A: We tend to recommend using the manufacturer’s own antivirus (AV) software (Windows Defender, Apple’s built-in systems). Discussions about how badly-written antivirus software can make things worse can be dispiriting and don’t provide solutions that participants can use.
Q: If you think you might be infected, what should you do?
A: You can go to the Digital Defenders’ First Aid Guide. It’s critical to make regular backups just in case your device gets infected. Wiping (or “factory resetting”) your phone or laptop is also important. You can learn more here: https://www.digitaldefenders.org/digitalfirstaid/#section-malware
Q: We use attachments all the time! Are you telling me I can’t send or receive documents?
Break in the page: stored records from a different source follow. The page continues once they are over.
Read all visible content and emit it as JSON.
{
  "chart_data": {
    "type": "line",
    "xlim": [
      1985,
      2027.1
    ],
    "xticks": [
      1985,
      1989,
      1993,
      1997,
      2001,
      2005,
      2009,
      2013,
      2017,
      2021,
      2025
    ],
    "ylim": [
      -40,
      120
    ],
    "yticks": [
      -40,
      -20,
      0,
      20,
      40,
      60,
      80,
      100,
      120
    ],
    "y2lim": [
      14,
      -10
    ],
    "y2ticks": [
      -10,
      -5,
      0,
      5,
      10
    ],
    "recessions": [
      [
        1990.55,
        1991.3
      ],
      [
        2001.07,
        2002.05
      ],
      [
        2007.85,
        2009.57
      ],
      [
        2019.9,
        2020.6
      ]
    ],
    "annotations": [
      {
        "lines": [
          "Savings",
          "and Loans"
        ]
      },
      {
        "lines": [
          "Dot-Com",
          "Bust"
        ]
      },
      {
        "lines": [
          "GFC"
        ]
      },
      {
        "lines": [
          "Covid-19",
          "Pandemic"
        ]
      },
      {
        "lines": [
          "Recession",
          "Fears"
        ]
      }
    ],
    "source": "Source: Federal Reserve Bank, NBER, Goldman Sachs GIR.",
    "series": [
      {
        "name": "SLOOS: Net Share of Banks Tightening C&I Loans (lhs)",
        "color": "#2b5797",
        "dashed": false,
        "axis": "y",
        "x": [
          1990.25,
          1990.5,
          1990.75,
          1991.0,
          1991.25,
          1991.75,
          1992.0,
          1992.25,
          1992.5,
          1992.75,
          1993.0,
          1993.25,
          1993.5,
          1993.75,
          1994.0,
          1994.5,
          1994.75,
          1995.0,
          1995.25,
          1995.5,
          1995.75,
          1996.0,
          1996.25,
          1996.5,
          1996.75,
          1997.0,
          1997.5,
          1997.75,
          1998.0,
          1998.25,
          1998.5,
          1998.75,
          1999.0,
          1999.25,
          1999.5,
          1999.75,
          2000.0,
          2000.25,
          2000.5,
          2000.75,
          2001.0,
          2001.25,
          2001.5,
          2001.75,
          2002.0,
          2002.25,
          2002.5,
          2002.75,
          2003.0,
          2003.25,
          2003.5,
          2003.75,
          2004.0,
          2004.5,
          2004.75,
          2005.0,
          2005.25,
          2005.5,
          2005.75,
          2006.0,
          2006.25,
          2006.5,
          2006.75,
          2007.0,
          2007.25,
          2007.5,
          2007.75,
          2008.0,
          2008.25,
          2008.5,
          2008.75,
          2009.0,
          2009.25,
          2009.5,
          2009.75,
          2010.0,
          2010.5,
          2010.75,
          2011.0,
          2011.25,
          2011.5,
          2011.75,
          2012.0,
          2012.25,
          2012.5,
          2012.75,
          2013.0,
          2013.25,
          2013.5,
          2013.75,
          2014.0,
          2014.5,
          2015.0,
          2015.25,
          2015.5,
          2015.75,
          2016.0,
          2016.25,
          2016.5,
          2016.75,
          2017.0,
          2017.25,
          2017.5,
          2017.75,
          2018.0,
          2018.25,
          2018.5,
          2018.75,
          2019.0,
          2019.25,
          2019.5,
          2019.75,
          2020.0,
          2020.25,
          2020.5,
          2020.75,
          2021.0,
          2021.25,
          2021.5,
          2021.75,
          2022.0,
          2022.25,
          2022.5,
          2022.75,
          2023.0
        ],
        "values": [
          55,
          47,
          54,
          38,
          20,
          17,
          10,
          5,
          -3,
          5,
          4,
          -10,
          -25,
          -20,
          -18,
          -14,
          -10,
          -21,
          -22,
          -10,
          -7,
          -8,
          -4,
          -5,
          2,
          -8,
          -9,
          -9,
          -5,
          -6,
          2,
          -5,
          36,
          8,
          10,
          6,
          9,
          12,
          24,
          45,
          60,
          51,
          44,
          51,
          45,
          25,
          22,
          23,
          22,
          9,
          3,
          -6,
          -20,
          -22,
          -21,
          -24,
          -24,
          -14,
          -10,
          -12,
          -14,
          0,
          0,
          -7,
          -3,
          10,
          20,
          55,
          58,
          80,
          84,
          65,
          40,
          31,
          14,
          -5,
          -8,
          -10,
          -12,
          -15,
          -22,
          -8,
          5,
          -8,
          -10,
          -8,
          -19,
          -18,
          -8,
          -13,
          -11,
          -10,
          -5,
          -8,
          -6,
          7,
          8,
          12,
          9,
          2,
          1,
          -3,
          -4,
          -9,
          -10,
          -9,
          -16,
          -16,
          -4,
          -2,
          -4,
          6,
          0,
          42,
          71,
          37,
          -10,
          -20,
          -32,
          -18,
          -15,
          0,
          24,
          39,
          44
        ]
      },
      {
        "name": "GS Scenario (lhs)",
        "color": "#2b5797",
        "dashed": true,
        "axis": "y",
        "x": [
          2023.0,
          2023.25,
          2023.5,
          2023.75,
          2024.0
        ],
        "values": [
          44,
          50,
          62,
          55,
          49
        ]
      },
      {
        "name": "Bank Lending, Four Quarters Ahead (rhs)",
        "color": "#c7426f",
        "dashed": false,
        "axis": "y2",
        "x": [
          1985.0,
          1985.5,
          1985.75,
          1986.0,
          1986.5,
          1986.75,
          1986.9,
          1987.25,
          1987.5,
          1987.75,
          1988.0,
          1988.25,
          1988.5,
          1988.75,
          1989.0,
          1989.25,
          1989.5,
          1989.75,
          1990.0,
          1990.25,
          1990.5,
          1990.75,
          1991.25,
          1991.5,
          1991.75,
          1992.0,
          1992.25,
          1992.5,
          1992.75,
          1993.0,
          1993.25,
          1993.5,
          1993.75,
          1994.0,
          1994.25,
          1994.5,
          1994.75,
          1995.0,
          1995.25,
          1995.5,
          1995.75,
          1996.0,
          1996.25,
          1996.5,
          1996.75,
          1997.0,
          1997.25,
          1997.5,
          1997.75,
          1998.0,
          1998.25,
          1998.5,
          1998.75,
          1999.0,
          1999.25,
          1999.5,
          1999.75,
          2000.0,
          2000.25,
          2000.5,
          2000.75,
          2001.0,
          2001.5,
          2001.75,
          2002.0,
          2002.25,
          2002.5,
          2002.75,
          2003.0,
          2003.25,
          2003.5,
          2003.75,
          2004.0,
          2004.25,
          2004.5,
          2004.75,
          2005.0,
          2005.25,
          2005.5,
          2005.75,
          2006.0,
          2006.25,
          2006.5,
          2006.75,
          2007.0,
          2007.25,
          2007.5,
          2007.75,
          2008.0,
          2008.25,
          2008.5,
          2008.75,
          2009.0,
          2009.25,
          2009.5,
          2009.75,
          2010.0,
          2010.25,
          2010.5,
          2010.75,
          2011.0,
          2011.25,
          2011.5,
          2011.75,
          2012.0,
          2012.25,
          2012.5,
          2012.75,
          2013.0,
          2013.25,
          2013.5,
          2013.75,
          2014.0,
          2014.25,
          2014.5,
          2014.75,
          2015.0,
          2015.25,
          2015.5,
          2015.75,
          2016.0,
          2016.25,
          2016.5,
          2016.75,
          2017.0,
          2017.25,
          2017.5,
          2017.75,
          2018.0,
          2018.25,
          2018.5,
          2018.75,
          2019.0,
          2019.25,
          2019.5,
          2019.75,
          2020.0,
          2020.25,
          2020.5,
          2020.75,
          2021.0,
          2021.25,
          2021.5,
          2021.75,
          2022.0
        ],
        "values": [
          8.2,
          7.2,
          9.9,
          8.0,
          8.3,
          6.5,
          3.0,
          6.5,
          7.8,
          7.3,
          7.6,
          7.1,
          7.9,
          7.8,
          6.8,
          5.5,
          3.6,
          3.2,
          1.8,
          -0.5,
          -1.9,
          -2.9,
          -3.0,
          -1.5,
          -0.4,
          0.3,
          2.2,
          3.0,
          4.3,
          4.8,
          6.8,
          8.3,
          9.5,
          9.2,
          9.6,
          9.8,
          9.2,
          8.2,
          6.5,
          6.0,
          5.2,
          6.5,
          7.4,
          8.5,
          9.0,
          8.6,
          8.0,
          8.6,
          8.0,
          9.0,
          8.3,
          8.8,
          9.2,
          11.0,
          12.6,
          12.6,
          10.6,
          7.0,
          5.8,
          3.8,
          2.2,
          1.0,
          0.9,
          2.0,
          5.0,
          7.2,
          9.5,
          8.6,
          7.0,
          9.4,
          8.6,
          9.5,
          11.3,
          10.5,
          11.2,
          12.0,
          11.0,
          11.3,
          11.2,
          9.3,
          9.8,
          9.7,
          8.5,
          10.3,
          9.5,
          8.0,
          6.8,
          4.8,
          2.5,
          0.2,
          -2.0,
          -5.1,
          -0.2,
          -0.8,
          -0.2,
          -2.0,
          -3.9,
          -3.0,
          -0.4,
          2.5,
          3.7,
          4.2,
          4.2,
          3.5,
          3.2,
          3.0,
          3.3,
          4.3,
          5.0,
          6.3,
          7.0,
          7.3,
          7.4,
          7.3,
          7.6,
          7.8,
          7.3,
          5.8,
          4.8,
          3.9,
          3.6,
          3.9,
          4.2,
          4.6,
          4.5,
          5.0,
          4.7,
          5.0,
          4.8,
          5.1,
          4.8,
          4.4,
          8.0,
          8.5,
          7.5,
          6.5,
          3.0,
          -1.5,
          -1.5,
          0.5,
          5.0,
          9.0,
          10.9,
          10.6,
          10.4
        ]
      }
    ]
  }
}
A: Suggest using a shared store for frequent documents, like Dropbox or Google Drive. We talk a little about EFF’s own practices here—we send documents, but we digitally sign our own messages, and encourage external groups to upload their files where we can examine them safely. You can also highlight that this is not an all-or-nothing proposal. You can certainly send and receive documents—and while you do, it’s good, common-sense practice to be on the lookout for strange things that could indicate phishing and malware.
Q: How can I report phishing?
A: Emphasize the difference between mass phishing (like spam), and spear-phishing. Spear-phishing of a vulnerable group is something that researchers tend to be working on and interested in helping identify and prevent. You can email EFF at firstname.lastname@example.org, or call Access Now’s Digital Security Helpline (email@example.com) for assistance. The U.S. Federal Trade Commission also collects examples of mass phishing, which can be forwarded to firstname.lastname@example.org. The FTC’s phishing page explains how to include useful information in that email.
Q: I am worried I am infected with malware. Can you check?
A: There are no consistent or obvious indicators of compromise for malware; slow computers and/or batteries that drain quickly, for example, have many alternative causes. It’s very possible that an audience member may be infected with something from opening spam or generic phishing, and you can suggest installing antivirus software to check this possibility. For most communities, it is relatively unlikely that it will be from a targeted attack by a government or other large group. If you want to reassure your questioner, you can talk a little about the labor and research costs of sending targeted phishing emails.